Nevertheless she was chilled to the bone as she entered the cold stone keep, and only her knowledge that the chill was rooted deep inside, in the heart of her fear, caused her to give over her cloak and surcoat to the servant who waited within.
“Here’s a message for you,” the old woman said. She handed her an envelope of thick vellum, addressed in the Neocount’s neat and elegant hand. “His Excellency said to see you got it, as soon as you arrived.”

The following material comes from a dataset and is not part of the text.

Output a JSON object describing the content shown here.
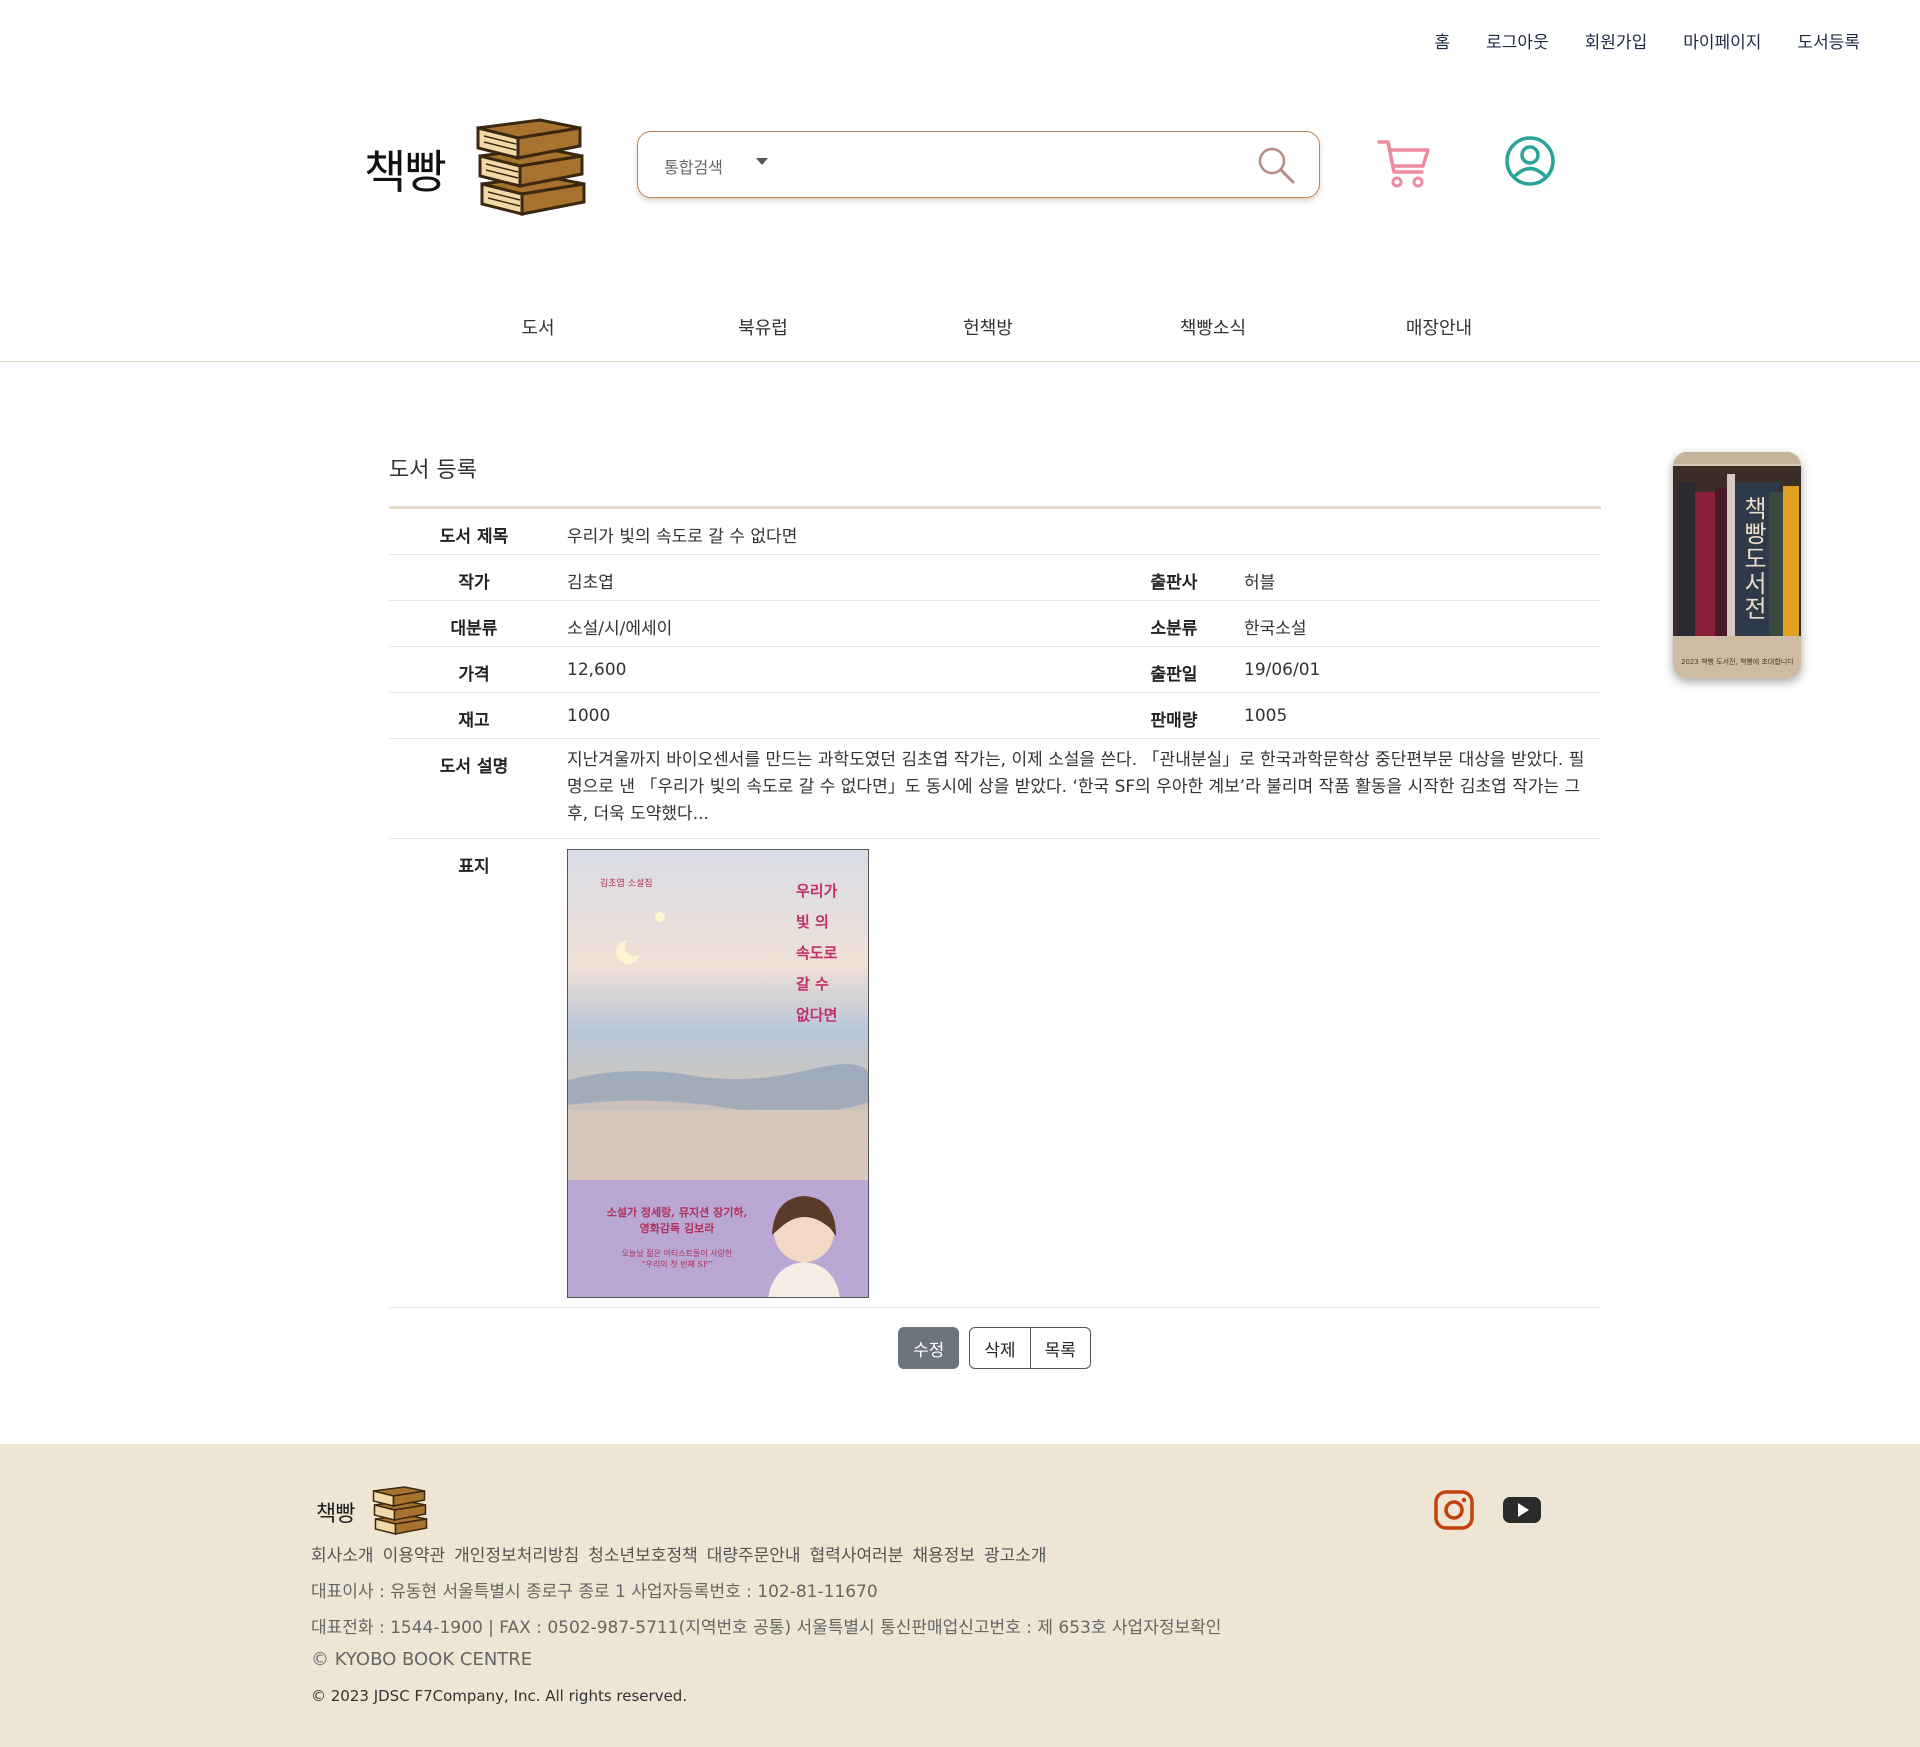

With a hand that was trembling only slightly she took it from her, and thanked her.
I won’t read it here
, she told herself. There was an antechamber nearby that would give her more privacy. Not until she was well inside it, with the heavy alteroak door firmly shut behind her, did she remove the folded sheet from its vellum envelope and read the words her husband had written.
Please come to me
, it said,
at your earliest convenience. The workshop below
. There was little more than that—his family crest imprinted above, the swirl of his initials below—but she knew as she read it that there was a volume of meaning between the lines ... and that she lacked the resources to read what they said, and thus must descend to him uninformed.
She glanced into the huge glass mirror that dominated the low-ceilinged room, and briefly wondered if she should change her clothes before joining him. Her gown, true to Revivalist style, had dragged in the dust all day; its warm cream color was nearly rust about the hem, stained dark by the red clay of the region. But elsewhere it was clean, its soft woolen nap protected by the heavy surcoat she had worn. She pulled the few pins out of her hair, and let red-gold curls pour down about her shoulder and back. He loved her hair, and this style of gown; he loved
her,
she told herself, and would never let her come to harm. She settled for fluffing the curls to more volume and using a dampened cloth to wipe the dust from her eyes and off her face. That would be enough. That had to be enough, if he wanted her to come to him quickly.